Dal 31 gennaio al 14 febbraio presso Artinscena, Castellana Grotte

Il progetto si muove lungo il sottile confine che separa la realtà biografica dalla finzione letteraria, esplorando il teatro come uno spazio di autentica metamorfosi. Al centro della ricerca vi è l’incontro tra l’interprete e la figura universale di Medea, assunta come simbolo assoluto di marginalità, abbandono e vendetta. Il lavoro non si limita a una rilettura del mito, ma indaga la capacità dell’arte scenica di agire come strumento di riscatto e di cura, in grado di generare narrazioni inedite laddove la società ha spesso posto solo etichette e pregiudizi.

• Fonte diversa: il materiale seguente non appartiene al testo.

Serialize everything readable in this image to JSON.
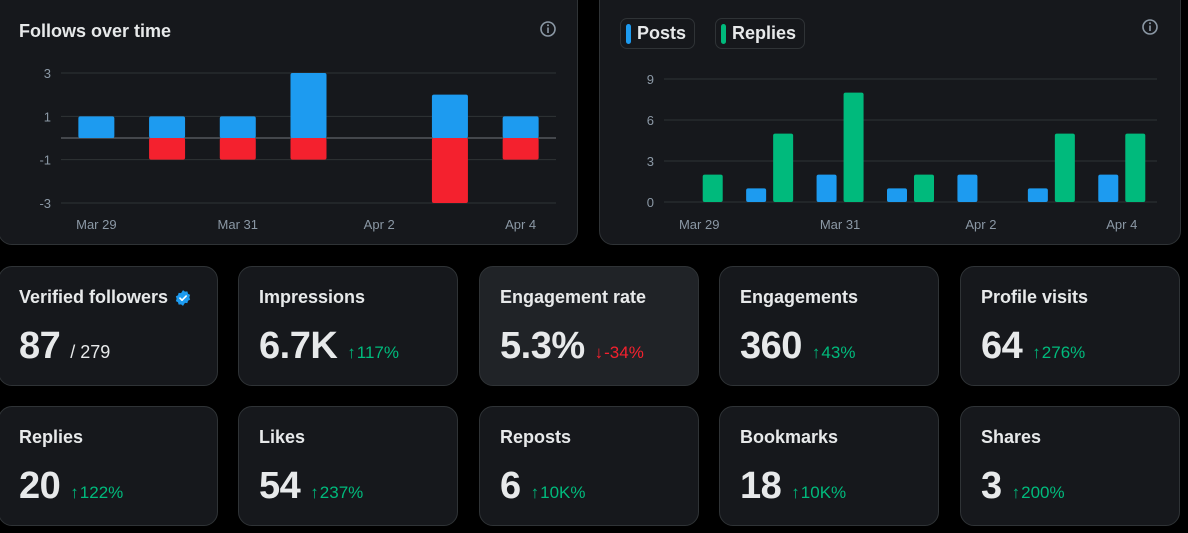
{
  "follows_chart": {
    "title": "Follows over time",
    "info_icon": "info-icon",
    "colors": {
      "gain": "#1d9bf0",
      "loss": "#f4212e",
      "grid": "#2f3336",
      "tick": "#8b98a5"
    },
    "chart_data": {
      "type": "bar",
      "stacked": true,
      "title": "Follows over time",
      "y_ticks": [
        "3",
        "1",
        "-1",
        "-3"
      ],
      "y_tick_values": [
        3,
        1,
        -1,
        -3
      ],
      "ylim": [
        -3,
        3
      ],
      "x_tick_labels": [
        "Mar 29",
        "Mar 31",
        "Apr 2",
        "Apr 4"
      ],
      "categories": [
        "Mar 29",
        "Mar 30",
        "Mar 31",
        "Apr 1",
        "Apr 2",
        "Apr 3",
        "Apr 4"
      ],
      "series": [
        {
          "values": [
            1,
            1,
            1,
            3,
            0,
            2,
            1
          ]
        },
        {
          "values": [
            0,
            -1,
            -1,
            -1,
            0,
            -3,
            -1
          ]
        }
      ],
      "grid": true
    }
  },
  "posts_chart": {
    "info_icon": "info-icon",
    "legend": [
      {
        "label": "Posts",
        "color": "#1d9bf0"
      },
      {
        "label": "Replies",
        "color": "#00ba7c"
      }
    ],
    "colors": {
      "grid": "#2f3336",
      "tick": "#8b98a5"
    },
    "chart_data": {
      "type": "bar",
      "y_ticks": [
        "9",
        "6",
        "3",
        "0"
      ],
      "y_tick_values": [
        9,
        6,
        3,
        0
      ],
      "ylim": [
        0,
        9
      ],
      "x_tick_labels": [
        "Mar 29",
        "Mar 31",
        "Apr 2",
        "Apr 4"
      ],
      "categories": [
        "Mar 29",
        "Mar 30",
        "Mar 31",
        "Apr 1",
        "Apr 2",
        "Apr 3",
        "Apr 4"
      ],
      "series": [
        {
          "name": "Posts",
          "values": [
            0,
            1,
            2,
            1,
            2,
            1,
            2
          ]
        },
        {
          "name": "Replies",
          "values": [
            2,
            5,
            8,
            2,
            0,
            5,
            5
          ]
        }
      ],
      "legend_position": "top-left",
      "grid": true
    }
  },
  "stats": {
    "verified_followers": {
      "label": "Verified followers",
      "value": "87",
      "total": "/ 279",
      "badge_icon": "verified-badge-icon"
    },
    "impressions": {
      "label": "Impressions",
      "value": "6.7K",
      "delta": "117%",
      "direction": "up"
    },
    "engagement_rate": {
      "label": "Engagement rate",
      "value": "5.3%",
      "delta": "-34%",
      "direction": "down"
    },
    "engagements": {
      "label": "Engagements",
      "value": "360",
      "delta": "43%",
      "direction": "up"
    },
    "profile_visits": {
      "label": "Profile visits",
      "value": "64",
      "delta": "276%",
      "direction": "up"
    },
    "replies": {
      "label": "Replies",
      "value": "20",
      "delta": "122%",
      "direction": "up"
    },
    "likes": {
      "label": "Likes",
      "value": "54",
      "delta": "237%",
      "direction": "up"
    },
    "reposts": {
      "label": "Reposts",
      "value": "6",
      "delta": "10K%",
      "direction": "up"
    },
    "bookmarks": {
      "label": "Bookmarks",
      "value": "18",
      "delta": "10K%",
      "direction": "up"
    },
    "shares": {
      "label": "Shares",
      "value": "3",
      "delta": "200%",
      "direction": "up"
    }
  },
  "symbols": {
    "arrow_up": "↑",
    "arrow_down": "↓"
  }
}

L’indagine teatrale si concentra su una svolta interpretativa fondamentale: il passaggio dal racconto di sé alla misurazione con un personaggio letterario “distante” e complesso. Attraverso il dialogo tra la vulnerabilità umana e la forza della tragedia greca, la scena diventa il luogo in cui la rabbia e la sofferenza si trasformano in espressione e formazione. È un cammino verso la libertà espressiva che riconosce nel teatro il potere di restituire dignità e voce all’individuo, trasformando il vissuto in un gesto artistico corale e simbolicamente potente.